Shostack + Friends Blog

 

Usable Security Matters

Usable security matters A person screaming into a phone

Well, I didn’t need any coffee this morning, because my bank sent me email:

Phone number changed
You changed your phone number on your account Profile.
If you made this change, you don’t need to do anything.
If you did not make this change, please call us immediately at #

No one in my household made that change. And the message is awful.

Both the message and the experience could be improved by usability engineering. This isn’t a matter of me looking at it and suggesting changes, it’s a simple matter of usability testing.
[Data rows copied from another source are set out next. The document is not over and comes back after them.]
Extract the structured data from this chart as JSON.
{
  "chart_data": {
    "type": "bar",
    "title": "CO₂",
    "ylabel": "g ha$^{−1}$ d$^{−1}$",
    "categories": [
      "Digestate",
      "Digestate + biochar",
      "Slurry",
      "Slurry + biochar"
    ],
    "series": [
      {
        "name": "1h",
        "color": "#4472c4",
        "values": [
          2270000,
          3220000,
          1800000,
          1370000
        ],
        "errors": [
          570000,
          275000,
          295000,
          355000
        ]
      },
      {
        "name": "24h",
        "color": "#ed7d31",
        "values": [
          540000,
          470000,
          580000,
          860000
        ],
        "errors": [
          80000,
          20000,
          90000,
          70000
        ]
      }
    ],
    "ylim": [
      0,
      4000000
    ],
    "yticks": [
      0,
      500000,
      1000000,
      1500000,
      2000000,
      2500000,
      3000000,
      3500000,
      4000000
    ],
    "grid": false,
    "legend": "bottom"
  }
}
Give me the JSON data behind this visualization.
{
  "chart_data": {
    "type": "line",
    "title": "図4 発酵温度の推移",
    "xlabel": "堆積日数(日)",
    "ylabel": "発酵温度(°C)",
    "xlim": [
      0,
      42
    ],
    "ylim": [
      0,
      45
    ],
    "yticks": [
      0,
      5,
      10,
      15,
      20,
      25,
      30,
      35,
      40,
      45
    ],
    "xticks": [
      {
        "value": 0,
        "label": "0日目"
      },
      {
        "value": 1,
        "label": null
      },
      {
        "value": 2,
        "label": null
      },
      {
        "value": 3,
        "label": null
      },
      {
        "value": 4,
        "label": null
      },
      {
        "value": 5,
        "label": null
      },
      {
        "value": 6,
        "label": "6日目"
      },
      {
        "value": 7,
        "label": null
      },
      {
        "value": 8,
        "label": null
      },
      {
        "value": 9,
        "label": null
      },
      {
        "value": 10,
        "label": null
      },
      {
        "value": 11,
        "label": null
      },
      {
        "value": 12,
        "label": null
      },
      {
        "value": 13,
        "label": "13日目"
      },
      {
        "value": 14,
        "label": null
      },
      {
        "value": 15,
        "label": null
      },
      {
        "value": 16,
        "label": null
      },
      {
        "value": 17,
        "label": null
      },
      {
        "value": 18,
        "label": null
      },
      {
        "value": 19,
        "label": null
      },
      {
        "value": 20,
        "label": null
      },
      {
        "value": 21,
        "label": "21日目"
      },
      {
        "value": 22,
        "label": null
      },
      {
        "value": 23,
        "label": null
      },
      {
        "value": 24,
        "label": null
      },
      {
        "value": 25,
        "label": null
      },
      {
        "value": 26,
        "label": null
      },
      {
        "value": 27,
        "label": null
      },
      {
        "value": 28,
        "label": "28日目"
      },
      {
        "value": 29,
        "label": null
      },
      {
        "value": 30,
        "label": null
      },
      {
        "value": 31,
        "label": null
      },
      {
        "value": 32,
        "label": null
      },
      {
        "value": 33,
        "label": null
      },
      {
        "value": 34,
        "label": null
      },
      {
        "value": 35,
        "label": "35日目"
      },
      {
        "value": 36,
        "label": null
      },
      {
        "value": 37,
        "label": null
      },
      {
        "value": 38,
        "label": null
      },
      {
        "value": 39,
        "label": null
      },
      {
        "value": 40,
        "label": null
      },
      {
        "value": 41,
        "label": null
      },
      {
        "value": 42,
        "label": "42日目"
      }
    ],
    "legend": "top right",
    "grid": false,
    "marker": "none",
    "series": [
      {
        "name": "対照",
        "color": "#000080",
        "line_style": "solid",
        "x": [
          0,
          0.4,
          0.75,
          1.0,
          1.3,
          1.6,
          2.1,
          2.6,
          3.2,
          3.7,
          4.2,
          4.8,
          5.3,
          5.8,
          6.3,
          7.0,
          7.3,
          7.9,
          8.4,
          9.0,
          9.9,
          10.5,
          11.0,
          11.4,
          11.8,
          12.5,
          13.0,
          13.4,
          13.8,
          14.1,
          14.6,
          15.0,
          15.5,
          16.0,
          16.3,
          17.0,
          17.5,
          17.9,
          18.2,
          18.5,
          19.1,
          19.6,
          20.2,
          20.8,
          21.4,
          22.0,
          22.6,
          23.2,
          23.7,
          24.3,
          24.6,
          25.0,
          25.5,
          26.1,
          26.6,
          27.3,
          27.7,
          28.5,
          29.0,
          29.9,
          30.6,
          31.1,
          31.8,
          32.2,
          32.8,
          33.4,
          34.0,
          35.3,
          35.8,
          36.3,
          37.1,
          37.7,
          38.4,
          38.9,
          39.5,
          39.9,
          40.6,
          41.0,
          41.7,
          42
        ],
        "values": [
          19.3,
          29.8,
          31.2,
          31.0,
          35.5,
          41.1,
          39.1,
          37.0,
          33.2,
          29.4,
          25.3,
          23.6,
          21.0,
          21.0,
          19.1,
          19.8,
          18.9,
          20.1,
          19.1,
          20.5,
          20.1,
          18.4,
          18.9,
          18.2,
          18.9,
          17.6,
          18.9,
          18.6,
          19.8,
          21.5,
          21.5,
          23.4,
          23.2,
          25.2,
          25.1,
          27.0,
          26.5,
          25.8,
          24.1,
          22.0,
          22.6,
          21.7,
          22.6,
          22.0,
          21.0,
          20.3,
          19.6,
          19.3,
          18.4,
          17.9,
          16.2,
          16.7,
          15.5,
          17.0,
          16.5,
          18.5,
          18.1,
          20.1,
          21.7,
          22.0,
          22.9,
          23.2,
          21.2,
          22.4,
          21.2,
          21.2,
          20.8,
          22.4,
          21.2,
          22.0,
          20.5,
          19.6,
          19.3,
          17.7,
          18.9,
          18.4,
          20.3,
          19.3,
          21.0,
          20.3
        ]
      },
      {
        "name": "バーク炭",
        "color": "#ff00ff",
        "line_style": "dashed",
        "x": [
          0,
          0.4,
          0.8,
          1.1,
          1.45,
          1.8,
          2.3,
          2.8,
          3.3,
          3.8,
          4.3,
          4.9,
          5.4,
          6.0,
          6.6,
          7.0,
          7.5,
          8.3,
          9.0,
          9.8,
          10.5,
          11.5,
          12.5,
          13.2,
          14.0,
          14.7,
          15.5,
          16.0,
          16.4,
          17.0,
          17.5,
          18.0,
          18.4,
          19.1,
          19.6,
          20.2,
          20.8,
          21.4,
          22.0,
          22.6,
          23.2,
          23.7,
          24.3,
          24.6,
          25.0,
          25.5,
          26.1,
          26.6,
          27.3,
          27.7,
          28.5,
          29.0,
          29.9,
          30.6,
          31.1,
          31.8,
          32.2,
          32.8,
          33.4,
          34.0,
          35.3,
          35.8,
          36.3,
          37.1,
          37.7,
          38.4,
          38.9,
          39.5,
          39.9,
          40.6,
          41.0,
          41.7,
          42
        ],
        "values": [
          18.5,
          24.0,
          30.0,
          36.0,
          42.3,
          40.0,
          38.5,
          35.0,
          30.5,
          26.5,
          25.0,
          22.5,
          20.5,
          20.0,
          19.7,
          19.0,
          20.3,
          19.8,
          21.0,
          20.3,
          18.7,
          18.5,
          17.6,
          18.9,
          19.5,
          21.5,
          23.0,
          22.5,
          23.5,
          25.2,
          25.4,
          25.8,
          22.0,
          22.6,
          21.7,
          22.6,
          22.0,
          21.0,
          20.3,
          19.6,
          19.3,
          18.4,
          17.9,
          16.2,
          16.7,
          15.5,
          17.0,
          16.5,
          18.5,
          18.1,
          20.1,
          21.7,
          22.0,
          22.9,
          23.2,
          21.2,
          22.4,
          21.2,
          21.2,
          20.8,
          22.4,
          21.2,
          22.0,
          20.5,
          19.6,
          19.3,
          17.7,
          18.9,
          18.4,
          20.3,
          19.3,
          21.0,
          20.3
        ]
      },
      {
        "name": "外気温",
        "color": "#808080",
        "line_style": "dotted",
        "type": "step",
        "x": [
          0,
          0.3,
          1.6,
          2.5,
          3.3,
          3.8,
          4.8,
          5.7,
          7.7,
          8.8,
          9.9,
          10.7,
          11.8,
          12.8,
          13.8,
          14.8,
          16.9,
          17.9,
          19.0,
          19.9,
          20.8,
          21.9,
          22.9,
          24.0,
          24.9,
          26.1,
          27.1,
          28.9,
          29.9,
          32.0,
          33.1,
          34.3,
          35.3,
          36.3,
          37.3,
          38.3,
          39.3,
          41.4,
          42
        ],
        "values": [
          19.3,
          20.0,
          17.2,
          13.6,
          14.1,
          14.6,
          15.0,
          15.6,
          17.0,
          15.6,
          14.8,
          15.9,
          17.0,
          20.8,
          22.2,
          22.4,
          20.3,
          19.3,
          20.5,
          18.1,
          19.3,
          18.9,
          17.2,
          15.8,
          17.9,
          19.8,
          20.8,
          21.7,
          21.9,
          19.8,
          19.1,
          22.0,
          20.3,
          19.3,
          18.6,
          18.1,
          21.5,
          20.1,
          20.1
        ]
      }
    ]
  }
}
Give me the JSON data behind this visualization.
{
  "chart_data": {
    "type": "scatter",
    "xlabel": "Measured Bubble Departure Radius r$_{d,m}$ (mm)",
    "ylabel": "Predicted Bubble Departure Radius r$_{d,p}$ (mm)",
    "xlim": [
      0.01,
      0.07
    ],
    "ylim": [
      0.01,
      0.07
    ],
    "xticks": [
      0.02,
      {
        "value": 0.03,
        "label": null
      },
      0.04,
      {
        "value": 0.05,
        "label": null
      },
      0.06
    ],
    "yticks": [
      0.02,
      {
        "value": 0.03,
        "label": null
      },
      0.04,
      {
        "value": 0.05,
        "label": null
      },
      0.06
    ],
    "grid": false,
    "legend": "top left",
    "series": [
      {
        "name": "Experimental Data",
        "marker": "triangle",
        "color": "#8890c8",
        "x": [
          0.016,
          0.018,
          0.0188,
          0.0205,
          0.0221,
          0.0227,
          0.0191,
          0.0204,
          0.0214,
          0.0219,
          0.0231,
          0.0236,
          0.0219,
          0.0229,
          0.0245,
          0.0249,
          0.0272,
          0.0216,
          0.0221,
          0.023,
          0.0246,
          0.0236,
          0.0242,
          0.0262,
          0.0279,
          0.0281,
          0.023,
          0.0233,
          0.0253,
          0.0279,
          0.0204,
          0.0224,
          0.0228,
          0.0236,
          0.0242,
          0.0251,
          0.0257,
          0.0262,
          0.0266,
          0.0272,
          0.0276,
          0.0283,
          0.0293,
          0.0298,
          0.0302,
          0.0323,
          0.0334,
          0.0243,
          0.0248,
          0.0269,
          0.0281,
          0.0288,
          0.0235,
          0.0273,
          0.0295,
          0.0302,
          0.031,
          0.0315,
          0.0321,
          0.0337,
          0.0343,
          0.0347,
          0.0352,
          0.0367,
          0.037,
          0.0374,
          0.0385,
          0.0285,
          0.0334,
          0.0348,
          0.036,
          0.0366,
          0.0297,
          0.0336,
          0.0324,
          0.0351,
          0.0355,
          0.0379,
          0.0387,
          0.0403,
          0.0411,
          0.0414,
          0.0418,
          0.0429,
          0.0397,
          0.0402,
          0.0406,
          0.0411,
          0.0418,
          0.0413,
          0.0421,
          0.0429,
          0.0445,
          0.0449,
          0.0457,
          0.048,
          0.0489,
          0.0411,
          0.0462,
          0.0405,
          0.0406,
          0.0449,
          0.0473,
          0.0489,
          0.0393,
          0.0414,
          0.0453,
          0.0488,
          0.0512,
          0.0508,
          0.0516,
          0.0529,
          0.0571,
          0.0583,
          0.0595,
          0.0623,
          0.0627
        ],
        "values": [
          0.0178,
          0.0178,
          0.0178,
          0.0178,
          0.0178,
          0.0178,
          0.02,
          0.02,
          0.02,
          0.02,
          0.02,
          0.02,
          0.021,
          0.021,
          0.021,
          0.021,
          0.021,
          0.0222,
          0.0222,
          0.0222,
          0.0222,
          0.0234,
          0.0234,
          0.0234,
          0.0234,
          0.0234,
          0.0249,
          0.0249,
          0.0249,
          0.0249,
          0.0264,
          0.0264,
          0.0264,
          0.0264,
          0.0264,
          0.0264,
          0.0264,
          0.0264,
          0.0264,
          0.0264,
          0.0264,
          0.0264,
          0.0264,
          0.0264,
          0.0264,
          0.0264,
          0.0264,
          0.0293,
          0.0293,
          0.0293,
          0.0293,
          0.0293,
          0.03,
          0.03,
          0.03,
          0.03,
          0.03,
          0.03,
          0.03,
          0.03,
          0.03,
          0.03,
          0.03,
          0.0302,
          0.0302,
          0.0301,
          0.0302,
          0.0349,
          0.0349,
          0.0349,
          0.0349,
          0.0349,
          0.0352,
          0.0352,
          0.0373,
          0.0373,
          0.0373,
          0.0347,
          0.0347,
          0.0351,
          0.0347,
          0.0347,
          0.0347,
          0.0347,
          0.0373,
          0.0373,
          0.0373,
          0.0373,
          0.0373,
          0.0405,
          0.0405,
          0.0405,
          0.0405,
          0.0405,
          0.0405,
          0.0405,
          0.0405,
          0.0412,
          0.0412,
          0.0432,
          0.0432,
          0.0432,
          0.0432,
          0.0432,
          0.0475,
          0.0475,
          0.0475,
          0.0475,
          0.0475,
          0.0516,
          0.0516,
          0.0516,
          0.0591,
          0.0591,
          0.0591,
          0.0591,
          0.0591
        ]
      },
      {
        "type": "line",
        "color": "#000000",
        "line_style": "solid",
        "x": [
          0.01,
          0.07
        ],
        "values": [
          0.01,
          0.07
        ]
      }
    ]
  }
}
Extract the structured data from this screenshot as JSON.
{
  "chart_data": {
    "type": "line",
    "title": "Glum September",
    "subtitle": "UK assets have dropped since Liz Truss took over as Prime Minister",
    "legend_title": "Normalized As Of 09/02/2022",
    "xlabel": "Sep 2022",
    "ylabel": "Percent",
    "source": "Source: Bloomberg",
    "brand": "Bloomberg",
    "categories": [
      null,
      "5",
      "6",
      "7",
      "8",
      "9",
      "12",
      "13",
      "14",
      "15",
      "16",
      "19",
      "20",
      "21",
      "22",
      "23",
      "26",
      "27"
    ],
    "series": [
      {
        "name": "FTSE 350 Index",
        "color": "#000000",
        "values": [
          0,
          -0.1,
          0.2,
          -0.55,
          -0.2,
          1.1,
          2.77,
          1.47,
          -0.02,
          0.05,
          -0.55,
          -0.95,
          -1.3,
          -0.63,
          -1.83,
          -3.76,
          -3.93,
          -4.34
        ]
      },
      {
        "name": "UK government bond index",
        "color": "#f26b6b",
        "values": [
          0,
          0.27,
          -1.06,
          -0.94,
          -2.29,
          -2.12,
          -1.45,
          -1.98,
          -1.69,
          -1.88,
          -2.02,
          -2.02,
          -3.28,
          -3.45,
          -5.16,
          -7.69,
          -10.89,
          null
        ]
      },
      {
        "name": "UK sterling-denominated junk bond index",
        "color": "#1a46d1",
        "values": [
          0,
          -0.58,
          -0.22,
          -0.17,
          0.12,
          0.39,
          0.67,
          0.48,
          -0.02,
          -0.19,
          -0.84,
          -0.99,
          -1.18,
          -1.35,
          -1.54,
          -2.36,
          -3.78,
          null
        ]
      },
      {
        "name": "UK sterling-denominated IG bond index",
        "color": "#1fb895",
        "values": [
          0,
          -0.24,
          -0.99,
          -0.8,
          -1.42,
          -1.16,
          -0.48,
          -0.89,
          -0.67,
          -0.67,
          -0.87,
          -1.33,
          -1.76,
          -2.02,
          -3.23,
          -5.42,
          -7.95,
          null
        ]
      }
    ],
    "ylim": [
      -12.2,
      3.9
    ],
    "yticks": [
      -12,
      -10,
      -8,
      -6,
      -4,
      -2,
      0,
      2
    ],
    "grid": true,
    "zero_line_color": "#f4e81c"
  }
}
First, don’t say it was my account if it wasn’t. Say exactly whose account it was. Say which account it was, in this case an IRA. If there’s a privacy concern, have that information available to the first account rep I reach at the number you gave me. The second CSR, Matt, was very helpful, and believed that he knew which account was the cause, but frankly, that’s not as reassuring as I’d like. I’d like to know that someone knows precisely the cause of the alert.

At least the phone number they included in the alert was one that’s on their website. But the reason I care about usable security is at the end of the day, it’s people I hope to protect.

As it turns out, it was not a phone number on my account, but a new IRA being set up, and the phone number on it was a phone number on other accounts. I’m not naming the bank, because I learned a long time ago: praise specifically, criticize generally.